An ordinary traveler’s question asks AI to choose, recommend, or briefly explain where to stay. In that mode, the model tries to be helpful and confident, so it may smooth over uncertainty. An observation query works differently: it checks which traces the model uses when speaking about a specific ryokan. The owner’s main material is the repeated words and practical advice the model gives the guest. If AI again and again writes that one can walk from the station in winter, that matters more than one polite paragraph about “traditional atmosphere.” This is closer to observing an answer habit than searching for a good recommendation.

Give an example of a short question series for checking the bath at your ryokan.

You might begin with a neutral question: “How is the bath arranged at ryokan X?” Then add a future guest’s question: “Will the bath be in the room if the description says family bath?” A third question can check the action order: “What should a guest do to use the family bath in the evening?” If the property receives foreign guests, it is worth repeating one question in English. In this series, the owner checks the actual entry order: in-room, by reservation, shared queue, or one group at a time. One word like private or shared is too rough for this and can easily mislead the guest.

How can you tell a recurring error from a random phrase, using the winter road as an example?

If AI once wrote “easy to walk,” but in other answers spoke about the bus, snow, luggage, and checking the schedule, that phrase is better treated as noise. It is unpleasant, but it does not yet show a stable failure. A recurring error appears when similar advice returns in different questions: about February, late arrival, a suitcase, and an English guest email. Then it looks as if the model is holding onto an old route trace, and the convenient word was not chosen by chance. The owner should look for repetition across conditions: time, season, luggage, question language, and neighboring names.

When do AI answers provide material that is too thin for a conclusion?

A series gives weak material if the ryokan has almost no open texts or if its name is easily mixed with several neighboring properties. In that case, AI may answer with general hotel phrases rather than traces of the specific property. Another bad sign is a leading question where the owner inserts the desired words; the model simply gives them back. It is better to narrow the check to one guest action and record the language and wording of the question. The conclusion should stay modest: there are few traces or they are mixed, so one run cannot become a verdict on the property’s materials.

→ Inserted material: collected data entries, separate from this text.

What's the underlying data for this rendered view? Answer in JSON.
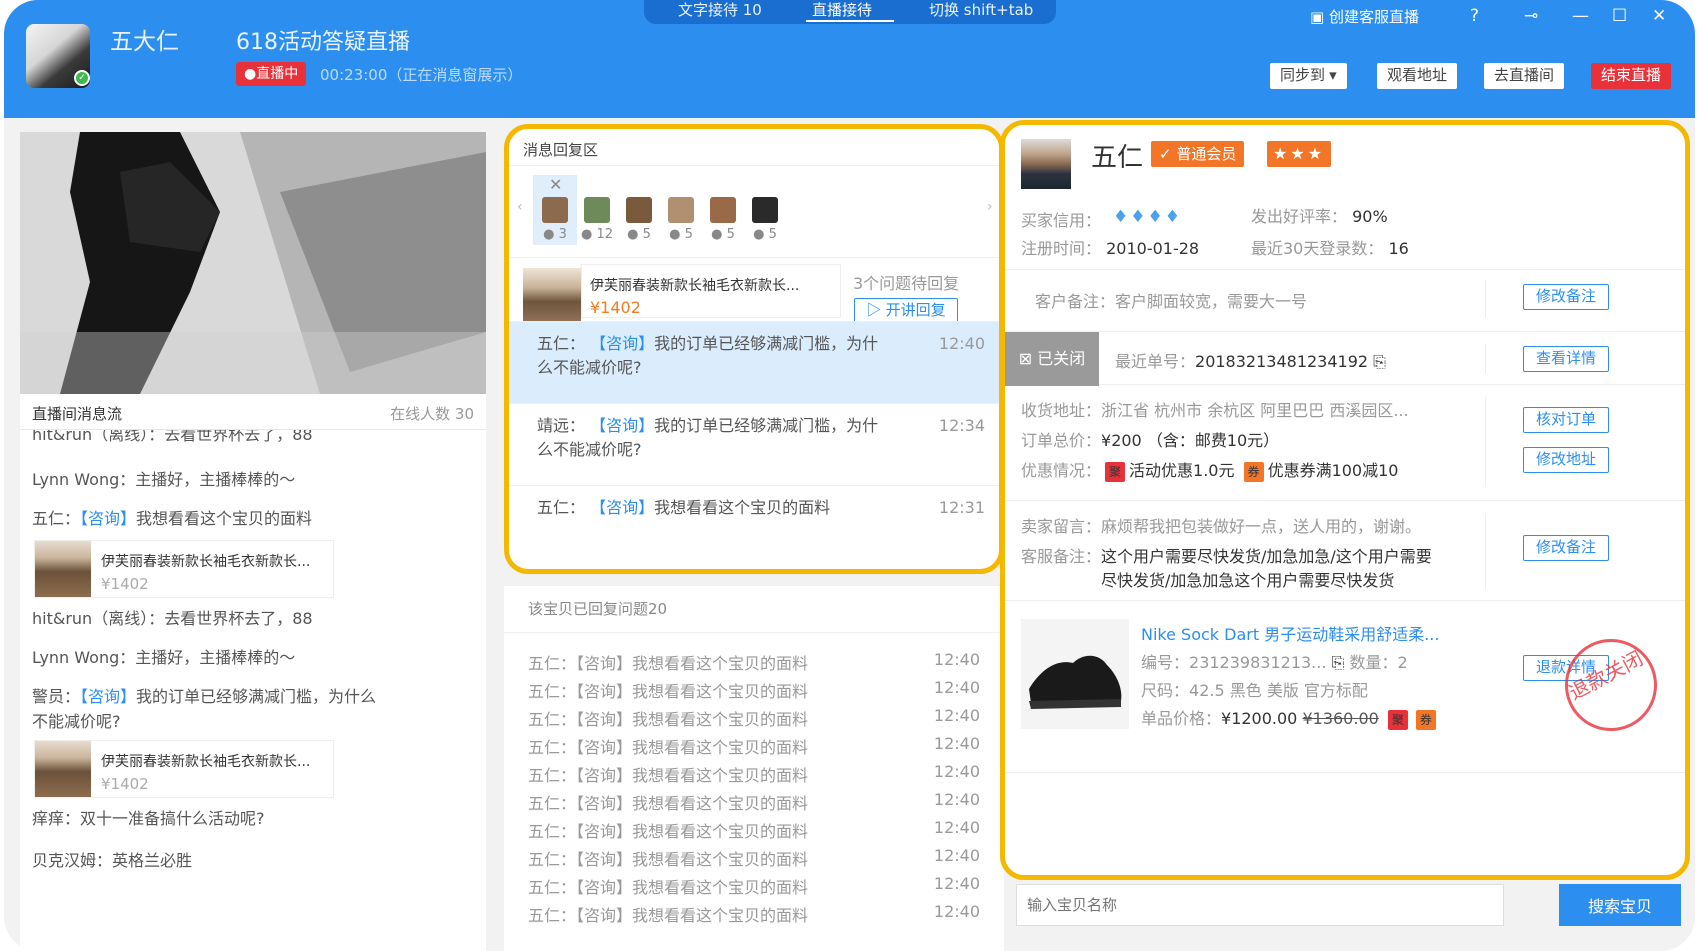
{
  "header": {
    "user_name": "五大仁",
    "live_title": "618活动答疑直播",
    "live_badge": "●直播中",
    "live_time": "00:23:00（正在消息窗展示）",
    "tabs": [
      {
        "label": "文字接待 10"
      },
      {
        "label": "直播接待"
      },
      {
        "label": "切换  shift+tab"
      }
    ],
    "create_live": "创建客服直播",
    "window_icons": [
      "help-icon",
      "pin-icon",
      "minimize-icon",
      "maximize-icon",
      "close-icon"
    ],
    "buttons": {
      "sync": "同步到 ▾",
      "watch": "观看地址",
      "go_room": "去直播间",
      "end": "结束直播"
    }
  },
  "left": {
    "feed_title": "直播间消息流",
    "online": "在线人数 30",
    "messages": [
      {
        "text": "hit&run（离线）：去看世界杯去了，88"
      },
      {
        "text": "Lynn Wong：主播好，主播棒棒的～"
      },
      {
        "user": "五仁：",
        "tag": "【咨询】",
        "text": "我想看看这个宝贝的面料"
      },
      {
        "text": "hit&run（离线）：去看世界杯去了，88"
      },
      {
        "text": "Lynn Wong：主播好，主播棒棒的～"
      },
      {
        "user": "警员：",
        "tag": "【咨询】",
        "text": "我的订单已经够满减门槛，为什么不能减价呢?"
      },
      {
        "text": "痒痒：双十一准备搞什么活动呢?"
      },
      {
        "text": "贝克汉姆：英格兰必胜"
      }
    ],
    "product_card": {
      "title": "伊芙丽春装新款长袖毛衣新款长...",
      "price": "¥1402"
    }
  },
  "middle": {
    "reply_title": "消息回复区",
    "thumbs": [
      {
        "count": "3",
        "color": "#8b6a4e"
      },
      {
        "count": "12",
        "color": "#6f8a5a"
      },
      {
        "count": "5",
        "color": "#7a5a3c"
      },
      {
        "count": "5",
        "color": "#b09070"
      },
      {
        "count": "5",
        "color": "#9a6a48"
      },
      {
        "count": "5",
        "color": "#2a2a2a"
      }
    ],
    "product": {
      "name": "伊芙丽春装新款长袖毛衣新款长...",
      "price": "¥1402"
    },
    "pending": "3个问题待回复",
    "open_reply": "开讲回复",
    "questions": [
      {
        "user": "五仁：",
        "tag": "【咨询】",
        "text": "我的订单已经够满减门槛，为什么不能减价呢?",
        "time": "12:40"
      },
      {
        "user": "靖远：",
        "tag": "【咨询】",
        "text": "我的订单已经够满减门槛，为什么不能减价呢?",
        "time": "12:34"
      },
      {
        "user": "五仁：",
        "tag": "【咨询】",
        "text": "我想看看这个宝贝的面料",
        "time": "12:31"
      }
    ],
    "answered_title": "该宝贝已回复问题20",
    "answered": [
      {
        "text": "五仁：【咨询】我想看看这个宝贝的面料",
        "time": "12:40"
      },
      {
        "text": "五仁：【咨询】我想看看这个宝贝的面料",
        "time": "12:40"
      },
      {
        "text": "五仁：【咨询】我想看看这个宝贝的面料",
        "time": "12:40"
      },
      {
        "text": "五仁：【咨询】我想看看这个宝贝的面料",
        "time": "12:40"
      },
      {
        "text": "五仁：【咨询】我想看看这个宝贝的面料",
        "time": "12:40"
      },
      {
        "text": "五仁：【咨询】我想看看这个宝贝的面料",
        "time": "12:40"
      },
      {
        "text": "五仁：【咨询】我想看看这个宝贝的面料",
        "time": "12:40"
      },
      {
        "text": "五仁：【咨询】我想看看这个宝贝的面料",
        "time": "12:40"
      },
      {
        "text": "五仁：【咨询】我想看看这个宝贝的面料",
        "time": "12:40"
      },
      {
        "text": "五仁：【咨询】我想看看这个宝贝的面料",
        "time": "12:40"
      }
    ]
  },
  "customer": {
    "name": "五仁",
    "member": "✓ 普通会员",
    "stars": "★★★",
    "credit_label": "买家信用：",
    "diamonds": "♦♦♦♦",
    "good_rate_label": "发出好评率：",
    "good_rate": "90%",
    "reg_label": "注册时间：",
    "reg": "2010-01-28",
    "login_label": "最近30天登录数：",
    "login": "16",
    "remark_label": "客户备注：",
    "remark": "客户脚面较宽，需要大一号",
    "remark_btn": "修改备注"
  },
  "order": {
    "status": "已关闭",
    "no_label": "最近单号：",
    "no": "20183213481234192",
    "detail_btn": "查看详情",
    "addr_label": "收货地址：",
    "addr": "浙江省 杭州市 余杭区 阿里巴巴 西溪园区...",
    "total_label": "订单总价：",
    "total": "¥200 （含：邮费10元）",
    "discount_label": "优惠情况：",
    "tag1": "聚",
    "disc1": "活动优惠1.0元",
    "tag2": "券",
    "disc2": "优惠券满100减10",
    "check_btn": "核对订单",
    "addr_btn": "修改地址",
    "seller_msg_label": "卖家留言：",
    "seller_msg": "麻烦帮我把包装做好一点，送人用的，谢谢。",
    "svc_label": "客服备注：",
    "svc_1": "这个用户需要尽快发货/加急加急/这个用户需要",
    "svc_2": "尽快发货/加急加急这个用户需要尽快发货",
    "svc_btn": "修改备注",
    "item": {
      "title": "Nike Sock Dart 男子运动鞋采用舒适柔...",
      "code_label": "编号：",
      "code": "231239831213...",
      "qty_label": "数量：",
      "qty": "2",
      "size_label": "尺码：",
      "size": "42.5 黑色 美版 官方标配",
      "price_label": "单品价格：",
      "price": "¥1200.00",
      "old_price": "¥1360.00",
      "refund_btn": "退款详情",
      "stamp": "退款关闭"
    }
  },
  "search": {
    "placeholder": "输入宝贝名称",
    "button": "搜索宝贝"
  }
}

A staff member wants to check one AI answer and close the task. What would you say in response?

I would connect it to ordinary work with guest emails. If one guest misunderstands dinner time, that does not prove all descriptions are poor. But if a similar question comes back every week, then there is a cloudy place in the text. AI works in a similar way: one answer may be random, while a series shows repetition. For a booking staff member, this is practical because they think through guest actions: get there, arrive on time, reach the bath, avoid choosing the wrong plan. A series helps reveal which wrong action actually returns.